Have been kinda slack about posting what Ive done lately, so here are a few


----------



## Tacpayne (Dec 20, 2008)

and a few more


----------



## Tacpayne (Dec 20, 2008)

Starting at teh top, The pink and purple abalone rod was a rainshadow rctb56h for NC grouper fishing. The red and silver rod was for Hooked up and was a Rainshadow SUR 1505 or 1506 cant remember right now. The red and blue spider with Elliptical grips was given away at a king tournament along the NC coast as a fighting rod.

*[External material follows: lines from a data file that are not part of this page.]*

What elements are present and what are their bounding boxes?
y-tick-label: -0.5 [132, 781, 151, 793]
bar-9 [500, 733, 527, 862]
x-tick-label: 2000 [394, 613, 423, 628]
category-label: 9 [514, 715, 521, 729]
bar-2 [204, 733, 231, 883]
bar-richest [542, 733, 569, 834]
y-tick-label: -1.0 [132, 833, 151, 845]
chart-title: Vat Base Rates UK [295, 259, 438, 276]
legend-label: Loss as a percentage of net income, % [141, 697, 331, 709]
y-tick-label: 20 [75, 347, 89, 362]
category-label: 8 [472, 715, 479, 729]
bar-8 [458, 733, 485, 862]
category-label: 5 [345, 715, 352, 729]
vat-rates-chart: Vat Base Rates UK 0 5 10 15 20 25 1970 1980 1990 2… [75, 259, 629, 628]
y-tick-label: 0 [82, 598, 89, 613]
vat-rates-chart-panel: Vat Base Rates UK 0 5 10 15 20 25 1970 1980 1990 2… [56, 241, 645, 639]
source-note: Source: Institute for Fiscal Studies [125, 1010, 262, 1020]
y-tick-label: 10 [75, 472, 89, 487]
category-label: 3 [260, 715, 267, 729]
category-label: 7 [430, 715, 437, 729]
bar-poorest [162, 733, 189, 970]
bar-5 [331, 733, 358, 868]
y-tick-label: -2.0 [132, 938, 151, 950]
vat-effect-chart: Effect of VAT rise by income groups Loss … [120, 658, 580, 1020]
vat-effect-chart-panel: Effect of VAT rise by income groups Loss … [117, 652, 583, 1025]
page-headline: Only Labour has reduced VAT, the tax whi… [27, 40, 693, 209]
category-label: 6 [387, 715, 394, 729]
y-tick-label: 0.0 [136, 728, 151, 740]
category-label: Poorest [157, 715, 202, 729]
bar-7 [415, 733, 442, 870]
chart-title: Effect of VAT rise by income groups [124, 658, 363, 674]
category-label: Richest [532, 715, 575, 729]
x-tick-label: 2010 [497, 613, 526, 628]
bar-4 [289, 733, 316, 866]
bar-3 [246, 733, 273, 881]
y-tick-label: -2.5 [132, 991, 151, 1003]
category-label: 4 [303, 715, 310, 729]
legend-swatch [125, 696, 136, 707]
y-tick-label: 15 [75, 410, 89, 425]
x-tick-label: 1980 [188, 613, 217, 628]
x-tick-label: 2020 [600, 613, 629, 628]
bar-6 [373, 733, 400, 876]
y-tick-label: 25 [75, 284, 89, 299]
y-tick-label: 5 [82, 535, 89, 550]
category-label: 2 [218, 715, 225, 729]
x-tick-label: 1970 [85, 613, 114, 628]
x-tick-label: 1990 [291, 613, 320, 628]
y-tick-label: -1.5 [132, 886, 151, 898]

The Blue/orange/green rod is a rainshadow XP843 with a blank diameter of about 9mm where wrapped and lastly the blue and silver spider is a rainshadow rctb56h I was teaching my dad on, it isnt tied off or completely packed in the picture. I have several more pictures I will try to find and post up soon


----------



## sunburntspike (Oct 4, 2010)

great work chuck,it's good to see a post from you finnally ,are those your grips or B.V.s?


----------



## Tacpayne (Dec 20, 2008)

Those are all mine, thanks for the compliment


----------



## mtbrider (Jul 9, 2008)

As always nice work Chuck!!!


----------



## sunburntspike (Oct 4, 2010)

Tacpayne said:


> Those are all mine, thanks for the compliment


very cool,i 've been mulling around the idea to do my own since i read billy's article,i just haven't picked the right build to screw up once and not get mad!


----------



## Bigfisherman (Apr 22, 2005)

Awesome work. Thanks for sharing.


----------



## FishNC13 (Nov 21, 2010)

just beautiful. Great work


----------



## Hudak (Sep 10, 2007)

843....BWAAAAHAHAHAHhahahahahahha! Never, I said never will I try a closed wrap on an 843. (As I type this I am actually considering the challenge. LOL) BTW, I like your extra magnifying glass on your magnifying hood...


----------



## JPChase (Jul 31, 2010)

Nice lookin rods Chuck!


----------



## hifu (Aug 3, 2006)

yes....very purdy work


----------



## ReelKingin (Aug 3, 2009)

nice...cant wait to see your next group


----------



## RuddeDogg (Mar 20, 2004)

Awesome as usual Chuck.


----------



## jlentz (Sep 11, 2005)

They look great. I like the Black, Red and silver guide wrap. Guide wraps with fine details really make a rod stand out.

John


----------